Dalla silloge “come di seta l’inchiostro” (stilo 2012)

I poeti

Dentro alle vite sospese
nei soffitti di destini intermittenti
altalenanti e timidi
contando gli aquiloni.
I poeti guardano il cielo

Nelle pieghe dei ricordi
nei corridoi del tempo
attraverso le solitudini
appesi come drappi alle finestre.
I poeti guardano il cielo

Correndo insieme ai sogni
che sono solo un attimo
sorpresi per un debole sorriso
indovinato appena.
I poeti guardano il cielo

Per descrivere la solita luna
il passo delle stagioni
il lamento della risacca
l’involucro dell’anima
silenziosa e fragile.

Dentro al pressante divenire
I poeti guardano il cielo
restituendo l’orizzonte
la storia dei tramonti
e gli attimi dell’alba.


Dall’Antologia “ Tra sogno e realtà” (Wip 2013)

La Puglia dei campi

Storie di sole, ebbre di caldo,
narrate sotto al fico,
gustato a morsi,
che fa venire la voce dolce.
Storie impregnate di antiche usanze
e i bambini a ridere, felici.
Storie di case fresche e bianche
corrugate dal tempo.
Finestre di palpebre candide
con sguardi di occhi socchiusi,
ove si attenua il fuoco del sole.
Storie di terra dai tratti rossi,
gerani vermigli e ondeggianti trafori,
di tramonti preziosi nel cielo cangiante.
Storie di muretti a secco,
di viottoli tortuosi
per inseguirsi fin dentro alla vigna,
ai frutteti pregni e odorosi
mentre concertano le cicale.
Storie di anime millenarie,
lamento struggente
di ulivi nodosi, ritorti e cavi,
solcati dal maestrale.
Storie di grano, bionde, copiose
che partoriscono il pane
cotto nel forno a legna.
La scorza, bruna e ruvida
l’interno, morbido e pallido.
Storie di mani accorte
che impastano focaccia sapida,
abbrustolita bene,
rosmarino, pomodoro e sogni.
Storie attaccate a dorsi di colline,
a conche digradanti
che sempre, in lontananza,
volgono gli occhi al mare.
Storie lente di anguria e vino,
di notti incantate dal respiro salmastro
feconde, sotto il manto lunare.
Il vento sparge ogni profumo, qui,
dalle nostre parti.


Lo sbarco

Il vento andava disperdendosi con l’universo alle sue spalle, tempo inquieto ed austero.
Tutto era buio, silenzio e pioggia d’agosto.
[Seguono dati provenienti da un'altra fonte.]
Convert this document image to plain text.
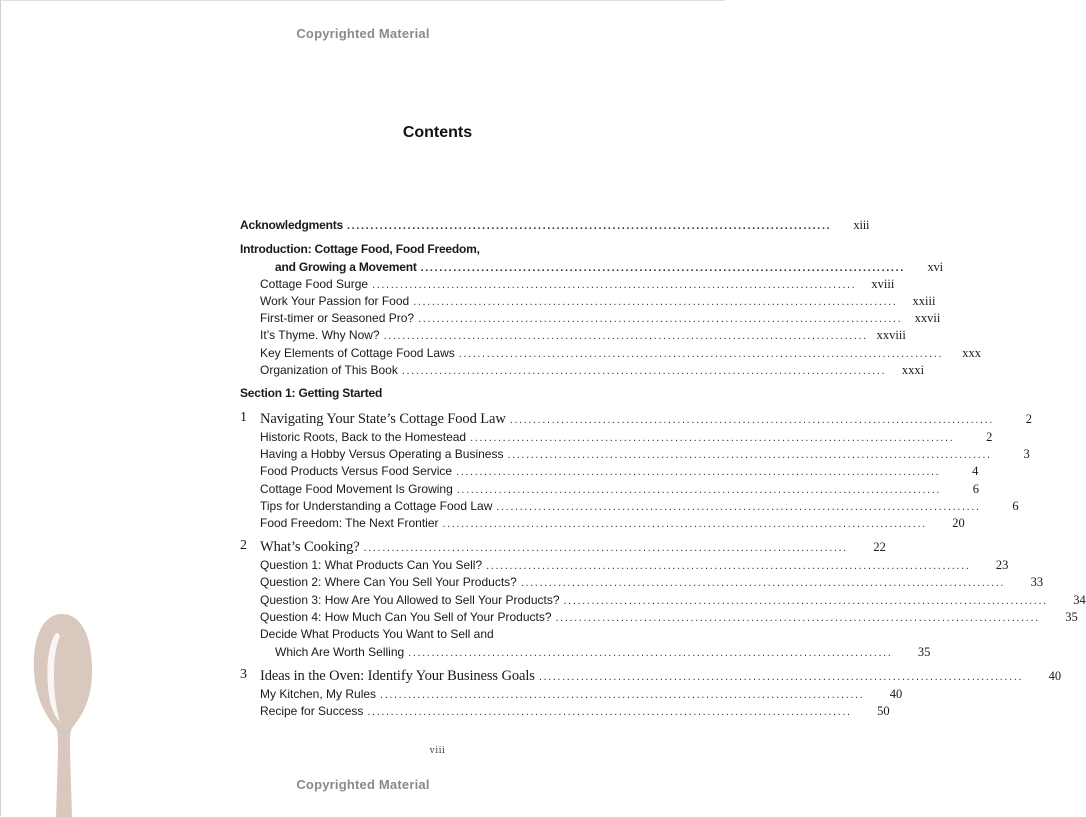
Copyrighted Material
Contents
Acknowledgments ........................................................................................................	xiii
Introduction: Cottage Food, Food Freedom,
and Growing a Movement ........................................................................................................	xvi
Cottage Food Surge ........................................................................................................	xviii
Work Your Passion for Food ........................................................................................................	xxiii
First-timer or Seasoned Pro? ........................................................................................................ xxvii
It’s Thyme. Why Now? ........................................................................................................ xxviii
Key Elements of Cottage Food Laws ........................................................................................................	xxx
Organization of This Book ........................................................................................................	xxxi
Section 1: Getting Started
1 Navigating Your State’s Cottage Food Law ........................................................................................................	2
Historic Roots, Back to the Homestead ........................................................................................................	2
Having a Hobby Versus Operating a Business ........................................................................................................	3
Food Products Versus Food Service ........................................................................................................	4
Cottage Food Movement Is Growing ........................................................................................................	6
Tips for Understanding a Cottage Food Law ........................................................................................................	6
Food Freedom: The Next Frontier ........................................................................................................	20
2 What’s Cooking? ........................................................................................................	22
Question 1: What Products Can You Sell? ........................................................................................................	23
Question 2: Where Can You Sell Your Products? ........................................................................................................	33
Question 3: How Are You Allowed to Sell Your Products? ........................................................................................................	34
Question 4: How Much Can You Sell of Your Products? ........................................................................................................	35
Decide What Products You Want to Sell and
Which Are Worth Selling ........................................................................................................	35
3 Ideas in the Oven: Identify Your Business Goals ........................................................................................................	40
My Kitchen, My Rules ........................................................................................................	40
Recipe for Success ........................................................................................................	50
viii
Copyrighted Material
Lui abitava l’orlo della collina, all’apice del dirupo.
Alla fine di ogni notte vedeva lo scambio del buio con la luce e, in lontananza, scrutava il mare. Spesso scendeva per camminare lungo la costa o per sentire da vicino il suo rumore e chiedergli un destino.
Deriva, la nave era alla deriva, le onde tumultuose urlavano nella pancia del golfo, anime vagavano senza approdo.
Le mani di lei sporgevano aggrappate e sanguinanti dal legno dell’imbarcazione mentre sentiva sopraggiungere il freddo soggiogante. Intuiva facilmente la sua sconfitta. Custodiva un domani senza speranze, comunicava dolore e solitudine, aveva una storia sfiancante, una ferita aperta, un sogno infranto.
Sbarcata, come gli altri, lei veniva dal mare, dalla gola oscura della notte.
Intirizzita dal freddo, batteva i denti, rabbrividiva. S’arrampicava, gettando occhiate disperate verso l’alto, e lo scoprì, quella notte, dentro a un’ombra scura e imponente.
Lui la teneva stretta con lo sguardo, l’avvolgeva, l’aspettava.
Eccoli: occhi negli occhi, scambio di mondi, di domande, di possibilità e rinunce.
La raccolse, sfinita. I denti tremanti di lei furono accanto al suo sguardo. Il tremito divenne un accenno di sorriso sulle labbra livide e disseccate dalla salsedine. Lui la portava già in braccio. L’adagiò per farla riposare, fece sostare i suoi pensieri cullandola dolcemente.
Il sonno discese cupo e agitato.
All’alba s’incontrarono ancora, si dissero senza parlare, si compresero. Ancora sorrisero. Solo un lento sciabordio appariva ogni tanto ad interrompere il silenzio.
Non si chiesero nulla di ciò che non era più sotto i loro occhi, non trattennero la vita che debolmente palpitava dopo i cadaveri risucchiati dalla tempesta.
Frammenti di tempo venuti a sciogliere nodi.
Un orizzonte azzardato dentro alla foschia del mattino.
Come i riflessi del sole sul mare appena increspato di certe mattine d’estate, nello sguardo di entrambi si percepiva il luccichio di brevi bagliori di quiete.